Yeah, the banks benefit to loan modifications are not even considered. Right. It has nothing to do with trillions in bets they can’t pay as well as the easiest and quickest way to keep home prices high which their health depends on. Suurre…[/quote]
Like I say, Arraya, if you believe people with money should keep lending, and should also forgive loans, then just send me your check. When I don’t repay, I’d be happy to hear from you why that’s all for the best.[/quote]
Good grief. This is about driving motivations. Not what I believe should or shouldn’t be done. IMO, The motivations of the various bailout measures are to keep home prices high and transfer losses to the public, not erroneously, as you put it, some sort of misguided welfare driven by irresponsible citizen pressure.
The banks with their political enablers have created both situations. The bubble and the bailout.

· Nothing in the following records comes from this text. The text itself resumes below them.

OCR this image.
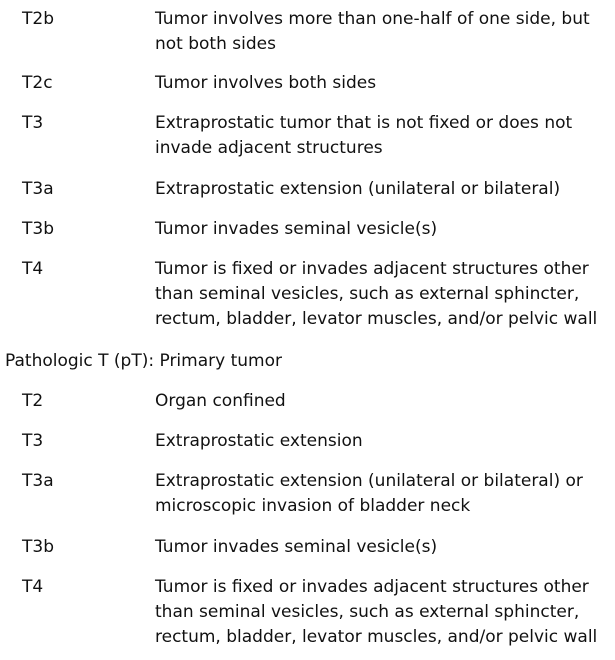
T2b	Tumor involves more than one-half of one side, but
not both sides
T2c	Tumor involves both sides
T3	Extraprostatic tumor that is not fixed or does not
invade adjacent structures
T3a	Extraprostatic extension (unilateral or bilateral)
T3b	Tumor invades seminal vesicle(s)
T4	Tumor is fixed or invades adjacent structures other
than seminal vesicles, such as external sphincter,
rectum, bladder, levator muscles, and/or pelvic wall
Pathologic T (pT): Primary tumor
T2	Organ confined
T3	Extraprostatic extension
T3a	Extraprostatic extension (unilateral or bilateral) or
microscopic invasion of bladder neck
T3b	Tumor invades seminal vesicle(s)
T4	Tumor is fixed or invades adjacent structures other
than seminal vesicles, such as external sphincter,
rectum, bladder, levator muscles, and/or pelvic wall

With the bubble you either think:
A: The banks did it for immense profits with no regard for consequences due to their rapacious and addictive nature.
or
B: The banks did it because of immense pressure from irresponsible borrowers and politicians who took advantage of the banks naivety and good nature
With the bailouts
A: The banks wanted to stay in business and are using every trick in the book to transfer losses to the tax payer and keep RE values as high as possible for their own survival purposes and to keep the billion dollar bonuses flowing
Or
B: The banks, continuing down their naive and trusting path, are under considerable pressure from irresponsible citizens and politicians to continue lending and make underwriting as loose as possible.

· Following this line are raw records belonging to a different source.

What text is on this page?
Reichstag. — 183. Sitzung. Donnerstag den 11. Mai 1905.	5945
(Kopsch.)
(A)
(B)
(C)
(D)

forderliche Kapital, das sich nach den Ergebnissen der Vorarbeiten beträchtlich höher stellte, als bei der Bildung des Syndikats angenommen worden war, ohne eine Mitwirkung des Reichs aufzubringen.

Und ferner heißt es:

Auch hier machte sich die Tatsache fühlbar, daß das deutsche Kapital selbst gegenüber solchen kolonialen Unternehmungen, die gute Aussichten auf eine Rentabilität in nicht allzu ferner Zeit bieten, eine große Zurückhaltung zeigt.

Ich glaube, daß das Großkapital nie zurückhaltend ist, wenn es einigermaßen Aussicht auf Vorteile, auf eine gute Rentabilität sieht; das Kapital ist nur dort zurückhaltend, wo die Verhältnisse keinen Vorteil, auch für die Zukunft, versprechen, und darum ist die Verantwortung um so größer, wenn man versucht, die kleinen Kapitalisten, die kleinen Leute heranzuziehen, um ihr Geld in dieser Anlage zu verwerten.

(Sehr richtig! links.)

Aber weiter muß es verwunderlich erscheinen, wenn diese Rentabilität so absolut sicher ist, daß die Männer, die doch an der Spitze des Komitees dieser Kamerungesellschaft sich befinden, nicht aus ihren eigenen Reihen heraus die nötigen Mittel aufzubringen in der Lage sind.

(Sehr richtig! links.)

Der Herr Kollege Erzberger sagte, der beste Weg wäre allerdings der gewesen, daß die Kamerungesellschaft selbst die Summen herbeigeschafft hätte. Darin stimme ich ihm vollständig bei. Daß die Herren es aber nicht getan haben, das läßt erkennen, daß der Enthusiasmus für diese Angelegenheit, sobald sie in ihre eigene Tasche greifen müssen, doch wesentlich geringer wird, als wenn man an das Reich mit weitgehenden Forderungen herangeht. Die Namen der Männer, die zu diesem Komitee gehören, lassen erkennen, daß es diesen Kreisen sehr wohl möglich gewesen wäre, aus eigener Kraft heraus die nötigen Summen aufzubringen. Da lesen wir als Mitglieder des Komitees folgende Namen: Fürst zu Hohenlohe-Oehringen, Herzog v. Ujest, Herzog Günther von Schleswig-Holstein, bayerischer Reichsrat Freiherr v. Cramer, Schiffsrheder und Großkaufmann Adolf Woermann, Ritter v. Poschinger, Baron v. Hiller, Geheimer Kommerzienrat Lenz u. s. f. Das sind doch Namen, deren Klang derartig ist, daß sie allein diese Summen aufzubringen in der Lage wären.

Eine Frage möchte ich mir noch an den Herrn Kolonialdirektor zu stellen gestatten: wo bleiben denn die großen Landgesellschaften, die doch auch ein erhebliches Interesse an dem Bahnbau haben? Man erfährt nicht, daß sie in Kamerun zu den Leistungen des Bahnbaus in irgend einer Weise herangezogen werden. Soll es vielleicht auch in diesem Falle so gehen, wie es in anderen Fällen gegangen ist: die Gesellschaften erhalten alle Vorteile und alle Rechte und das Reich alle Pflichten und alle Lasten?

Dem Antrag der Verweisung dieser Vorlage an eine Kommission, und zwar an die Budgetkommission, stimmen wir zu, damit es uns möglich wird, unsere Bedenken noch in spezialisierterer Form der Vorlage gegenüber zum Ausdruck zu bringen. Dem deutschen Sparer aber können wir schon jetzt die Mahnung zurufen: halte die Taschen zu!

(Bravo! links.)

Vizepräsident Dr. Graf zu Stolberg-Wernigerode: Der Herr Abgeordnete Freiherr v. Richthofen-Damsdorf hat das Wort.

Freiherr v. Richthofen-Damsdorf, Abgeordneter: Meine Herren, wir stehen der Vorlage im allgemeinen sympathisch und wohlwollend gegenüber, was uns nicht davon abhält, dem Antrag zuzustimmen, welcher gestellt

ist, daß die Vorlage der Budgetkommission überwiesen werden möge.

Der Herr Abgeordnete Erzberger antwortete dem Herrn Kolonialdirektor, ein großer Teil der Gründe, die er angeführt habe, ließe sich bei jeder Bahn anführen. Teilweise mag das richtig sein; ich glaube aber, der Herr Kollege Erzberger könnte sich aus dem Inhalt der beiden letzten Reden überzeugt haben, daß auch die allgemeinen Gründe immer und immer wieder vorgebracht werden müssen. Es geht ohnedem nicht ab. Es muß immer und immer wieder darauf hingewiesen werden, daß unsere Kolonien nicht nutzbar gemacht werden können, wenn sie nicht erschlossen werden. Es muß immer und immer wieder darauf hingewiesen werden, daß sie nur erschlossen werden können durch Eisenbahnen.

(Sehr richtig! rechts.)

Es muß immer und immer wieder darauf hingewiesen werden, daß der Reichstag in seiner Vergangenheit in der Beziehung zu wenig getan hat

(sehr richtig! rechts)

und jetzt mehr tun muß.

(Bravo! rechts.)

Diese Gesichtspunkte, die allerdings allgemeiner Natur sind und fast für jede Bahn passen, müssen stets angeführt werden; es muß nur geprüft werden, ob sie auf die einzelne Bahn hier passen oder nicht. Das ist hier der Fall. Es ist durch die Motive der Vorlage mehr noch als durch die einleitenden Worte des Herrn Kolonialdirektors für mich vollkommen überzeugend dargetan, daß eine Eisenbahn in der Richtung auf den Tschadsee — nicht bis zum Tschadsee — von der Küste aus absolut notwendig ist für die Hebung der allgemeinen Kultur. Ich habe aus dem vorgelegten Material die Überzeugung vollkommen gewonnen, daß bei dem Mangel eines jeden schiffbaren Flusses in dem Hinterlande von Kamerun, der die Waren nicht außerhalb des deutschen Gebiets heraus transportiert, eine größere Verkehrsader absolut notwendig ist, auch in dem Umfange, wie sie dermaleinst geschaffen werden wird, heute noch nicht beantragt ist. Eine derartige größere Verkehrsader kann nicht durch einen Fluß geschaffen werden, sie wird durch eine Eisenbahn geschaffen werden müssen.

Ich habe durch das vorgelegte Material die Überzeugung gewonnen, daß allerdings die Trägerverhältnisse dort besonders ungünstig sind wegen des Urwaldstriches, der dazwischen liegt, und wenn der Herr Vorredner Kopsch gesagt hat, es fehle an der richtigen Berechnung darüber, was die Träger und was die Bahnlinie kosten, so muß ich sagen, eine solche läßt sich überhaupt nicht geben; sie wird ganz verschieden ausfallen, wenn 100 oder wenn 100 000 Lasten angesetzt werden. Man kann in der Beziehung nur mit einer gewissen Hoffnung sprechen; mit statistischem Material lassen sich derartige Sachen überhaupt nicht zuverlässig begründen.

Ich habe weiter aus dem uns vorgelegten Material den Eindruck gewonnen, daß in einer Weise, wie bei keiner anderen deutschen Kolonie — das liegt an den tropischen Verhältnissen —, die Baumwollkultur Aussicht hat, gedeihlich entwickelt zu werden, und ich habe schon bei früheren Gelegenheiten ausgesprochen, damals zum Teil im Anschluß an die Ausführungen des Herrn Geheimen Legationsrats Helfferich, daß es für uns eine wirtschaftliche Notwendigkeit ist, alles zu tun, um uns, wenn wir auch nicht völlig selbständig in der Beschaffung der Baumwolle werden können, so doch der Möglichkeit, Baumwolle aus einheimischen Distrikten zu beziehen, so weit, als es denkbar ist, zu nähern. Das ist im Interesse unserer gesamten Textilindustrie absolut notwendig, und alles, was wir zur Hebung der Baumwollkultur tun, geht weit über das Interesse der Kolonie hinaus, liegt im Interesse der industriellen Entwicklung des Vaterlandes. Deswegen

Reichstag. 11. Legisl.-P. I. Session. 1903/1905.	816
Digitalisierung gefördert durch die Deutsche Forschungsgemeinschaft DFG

I pick A on both. You seem to pick B
Of course, you have to account for the 10 million people that have lost their jobs over the past 24 months and the millions more who lost income. I would venture to bet this group of people contributed greatly to the loan mod programs and who also don’t fit your stereotype of people who bought and could not afford but were collateral damage.
In fact, I have not heard one story of a principle reduction of somebody that committed loan fraud on their first mortgage then turned around and had a principle reduction. Not saying it has not happened, but I have read a few loan mod stories and that is not the case.
Also, This does not necessarily mean I agree with any type of bailout or loan mod program, just that your stereotype is only small portion of the 7 million foreclosures, countless loan mods and the other few million people not paying in their homes now, from the past 2 years.
Last, the only entities that is lending is the government. There is virtually NO private mortgage money today. Ramsey did a good article on this where he said that the market would “collapse overnight” if the taxpayer stopped backing the mortgage market. And yes, I would like to stop my money being used to pay for overpriced homes in an entirely fragile economy, because it’s a gamble that is bound to lose. But that would stop the wall street windfall, collapse home prices and the top 10 financial institutions and we can’t have that.